How do I choose a private health insurance plan?

Even the smartest people I know get confused during health insurance open enrollment. Most people whose jobs offer insurance have only one or two options. Some, especially part-time and low-wage workers, are not offered insurance at all. The state health care exchanges provide individuals with an array of options – more in some states than others.

How do I choose a health insurance plan? I do not have easy answers for you, but I have some helpful information. In short, what health plan you want depends on your health care needs and how uncomfortable you are with risk. The more needs you have, and the more risk-averse you are, the more generous a plan you should purchase.

Here, I will explain different types of plans, from least to most generous. In general, the more generous a plan, the higher the premium. The lines between plans are not perfectly distinguishable; an HMO, for example, can have many features of a PPO, and vice versa:

HMO (health maintenance organization): Has a restrictive provider network and limited, if any, out-of-network benefits. Beneficiaries usually required to see a primary care “gatekeeper” before obtaining specialty care.

EPO (exclusive provider organization): has a restrictive provider network and limited, if any, out-of-network benefits, but does not usually require a primary care gatekeeper. Can self-refer to a specialist.

POS (point-of-service): combines HMO and PPO features. Beneficiaries assigned to a primary care gatekeeper, but may use out-of-network providers at a higher rate of cost-sharing (coinsurance/copayment).

PPO (preferred provider organization): has a wide network of “preferred” providers and allows beneficiaries to see out-of-network providers (non-preferred providers) at a higher rate of cost-sharing. No referrals required for specialty care.

Collectively, HMOs, EPOs, POSs, and PPOs, are called managed care plans because they attempt to limit costs and improve quality.

Indemnity: does not have a network of providers, but rather allows the beneficiary to visit whatever provider she wishes. Unlike the previous plans, however, an indemnity plan requires beneficiaries to pay the provider up front, and then obtain reimbursement from the insurer.

It is not clear where to put high-deductible health insurance plans on this list. These plans trade off high deductibles (the amount that you must pay before insurance covers medical services) for lower premiums. After you have paid the deductible, however, these plans usually operate like any other managed care plan. Whether a high-deductible plan is “worth it” depends on the extent of the premium reduction compared to the size of the deductible. Most high-deductible plans do not subject preventive care to the deductible, but rather cover this care without any additional cost-sharing.

How do I shop for care?

All plans, in both the exchanges and the employer-based market, must provide a Summary of Benefits and Coverage, which will allow you to compare major features of the plan.
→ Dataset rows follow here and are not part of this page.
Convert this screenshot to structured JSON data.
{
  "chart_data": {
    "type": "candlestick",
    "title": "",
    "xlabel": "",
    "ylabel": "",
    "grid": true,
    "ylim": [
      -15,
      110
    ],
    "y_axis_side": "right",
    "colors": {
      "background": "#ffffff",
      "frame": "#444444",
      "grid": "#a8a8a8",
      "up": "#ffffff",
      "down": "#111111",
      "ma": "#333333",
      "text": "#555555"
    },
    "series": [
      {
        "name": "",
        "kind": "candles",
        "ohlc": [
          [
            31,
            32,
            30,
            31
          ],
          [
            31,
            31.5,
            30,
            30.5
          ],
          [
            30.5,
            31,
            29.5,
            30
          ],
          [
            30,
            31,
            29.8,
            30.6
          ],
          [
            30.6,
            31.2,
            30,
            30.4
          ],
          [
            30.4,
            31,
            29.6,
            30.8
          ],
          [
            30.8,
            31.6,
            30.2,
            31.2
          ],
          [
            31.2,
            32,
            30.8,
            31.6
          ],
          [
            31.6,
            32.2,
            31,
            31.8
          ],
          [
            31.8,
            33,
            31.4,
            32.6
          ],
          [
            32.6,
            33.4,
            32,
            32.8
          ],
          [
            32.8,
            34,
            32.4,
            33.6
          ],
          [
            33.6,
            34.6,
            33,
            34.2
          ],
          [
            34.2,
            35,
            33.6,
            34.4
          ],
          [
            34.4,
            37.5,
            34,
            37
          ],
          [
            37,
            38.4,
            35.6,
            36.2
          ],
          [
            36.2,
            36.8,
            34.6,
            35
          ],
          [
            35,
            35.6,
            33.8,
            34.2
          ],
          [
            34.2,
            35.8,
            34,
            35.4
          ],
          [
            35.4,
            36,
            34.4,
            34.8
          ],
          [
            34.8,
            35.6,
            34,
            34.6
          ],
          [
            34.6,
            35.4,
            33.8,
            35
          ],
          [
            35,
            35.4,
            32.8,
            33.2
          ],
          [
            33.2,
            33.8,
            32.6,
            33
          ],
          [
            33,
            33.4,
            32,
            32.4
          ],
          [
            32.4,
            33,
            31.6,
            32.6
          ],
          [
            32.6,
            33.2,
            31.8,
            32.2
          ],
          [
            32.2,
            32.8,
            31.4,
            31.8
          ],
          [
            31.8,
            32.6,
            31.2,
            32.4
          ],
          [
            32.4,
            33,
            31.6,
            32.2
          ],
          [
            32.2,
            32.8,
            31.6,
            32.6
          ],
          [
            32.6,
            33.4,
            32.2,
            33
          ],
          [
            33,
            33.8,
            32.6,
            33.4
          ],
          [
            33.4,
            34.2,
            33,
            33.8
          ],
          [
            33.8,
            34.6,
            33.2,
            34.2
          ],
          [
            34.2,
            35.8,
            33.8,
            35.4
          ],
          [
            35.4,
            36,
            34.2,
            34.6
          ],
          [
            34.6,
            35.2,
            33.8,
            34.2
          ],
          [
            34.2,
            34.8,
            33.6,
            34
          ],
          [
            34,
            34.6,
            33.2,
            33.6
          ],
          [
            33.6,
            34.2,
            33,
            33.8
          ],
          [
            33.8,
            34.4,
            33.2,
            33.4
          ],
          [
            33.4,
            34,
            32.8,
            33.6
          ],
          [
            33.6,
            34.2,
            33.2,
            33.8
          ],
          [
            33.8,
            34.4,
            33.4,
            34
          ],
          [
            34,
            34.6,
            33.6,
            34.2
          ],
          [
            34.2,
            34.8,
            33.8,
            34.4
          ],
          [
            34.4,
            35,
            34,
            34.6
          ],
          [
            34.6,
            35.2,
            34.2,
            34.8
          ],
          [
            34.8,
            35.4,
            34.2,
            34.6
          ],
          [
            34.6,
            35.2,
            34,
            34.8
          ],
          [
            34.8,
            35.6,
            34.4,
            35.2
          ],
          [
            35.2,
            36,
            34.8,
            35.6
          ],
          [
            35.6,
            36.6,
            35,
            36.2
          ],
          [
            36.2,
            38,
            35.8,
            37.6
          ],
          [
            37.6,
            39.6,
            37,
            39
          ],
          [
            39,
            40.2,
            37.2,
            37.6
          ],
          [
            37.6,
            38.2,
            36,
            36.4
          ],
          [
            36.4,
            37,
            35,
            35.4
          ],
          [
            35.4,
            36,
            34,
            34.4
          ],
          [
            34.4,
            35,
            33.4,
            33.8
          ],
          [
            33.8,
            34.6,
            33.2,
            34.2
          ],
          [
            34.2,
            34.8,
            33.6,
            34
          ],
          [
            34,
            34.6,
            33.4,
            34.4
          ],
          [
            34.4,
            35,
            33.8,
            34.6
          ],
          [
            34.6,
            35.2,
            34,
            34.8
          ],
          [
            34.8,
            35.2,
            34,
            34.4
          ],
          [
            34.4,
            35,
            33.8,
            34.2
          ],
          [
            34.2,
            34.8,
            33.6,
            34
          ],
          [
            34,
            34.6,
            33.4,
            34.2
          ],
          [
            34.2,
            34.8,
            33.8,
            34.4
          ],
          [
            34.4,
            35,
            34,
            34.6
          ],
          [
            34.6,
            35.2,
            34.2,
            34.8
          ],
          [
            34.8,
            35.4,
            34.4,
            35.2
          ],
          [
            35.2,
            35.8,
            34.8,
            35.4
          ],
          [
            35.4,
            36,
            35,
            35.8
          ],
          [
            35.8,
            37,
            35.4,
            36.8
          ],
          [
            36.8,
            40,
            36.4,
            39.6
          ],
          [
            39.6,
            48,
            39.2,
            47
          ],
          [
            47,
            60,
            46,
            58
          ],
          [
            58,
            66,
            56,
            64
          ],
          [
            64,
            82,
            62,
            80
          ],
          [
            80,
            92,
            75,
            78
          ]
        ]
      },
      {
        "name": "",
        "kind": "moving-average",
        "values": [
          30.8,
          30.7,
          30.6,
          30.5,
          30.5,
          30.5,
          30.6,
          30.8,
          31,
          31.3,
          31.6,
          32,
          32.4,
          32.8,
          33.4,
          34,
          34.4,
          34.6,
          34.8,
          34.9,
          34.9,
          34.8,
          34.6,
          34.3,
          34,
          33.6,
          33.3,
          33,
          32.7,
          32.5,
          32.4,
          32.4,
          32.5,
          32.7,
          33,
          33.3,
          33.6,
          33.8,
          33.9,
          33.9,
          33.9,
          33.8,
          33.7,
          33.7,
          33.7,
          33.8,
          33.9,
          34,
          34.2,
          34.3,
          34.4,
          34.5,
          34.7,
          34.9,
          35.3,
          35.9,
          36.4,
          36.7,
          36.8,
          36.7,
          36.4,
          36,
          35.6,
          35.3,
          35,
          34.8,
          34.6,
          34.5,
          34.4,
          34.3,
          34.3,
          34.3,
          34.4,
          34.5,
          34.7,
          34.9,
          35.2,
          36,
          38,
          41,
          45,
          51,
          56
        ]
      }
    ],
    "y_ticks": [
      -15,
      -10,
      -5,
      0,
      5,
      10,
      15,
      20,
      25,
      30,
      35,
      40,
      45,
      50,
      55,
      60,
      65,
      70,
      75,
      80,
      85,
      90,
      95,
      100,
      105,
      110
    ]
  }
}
If you need a certain medication, or if it is important to you to have a certain provider in your network, then you will need to look a little deeper. A drug formulary, available before you purchase a plan, will allow you to see what drugs are covered, for how much, and under what conditions. A provider network directory, also available before you purchase a plan, will allow you to see whether a provider is in-network. Note that a provider may be in-network for one type of plan, but not for another, even with the same insurer.

If other aspects of quality matter to you, then you can go to HEDIS for information on health care plan performance, including technical quality and care experience.

In the exchanges, will allow you to compare the price and benefit structures of different health insurance plans. Plans in the exchanges must conform to one of four “precious metal” categories: bronze, silver, gold, and platinum, each increasingly generous. The precious metals correspond to actuarial values, the estimated proportion of covered costs on average among total enrollees. For example, the bronze plans are estimated to cover 60% of enrollee costs in a given year. But that could mean that one enrollee’s costs are covered at a rate of 90% (for example, because they use more in-network care), and another enrollee’s costs are covered at a rate of 30%. Silver plans have an actuarial value of 70%, gold 80%, and platinum 90%. Adults under 30 may purchase a very high deductible “catastrophic” plan instead of one of these plans.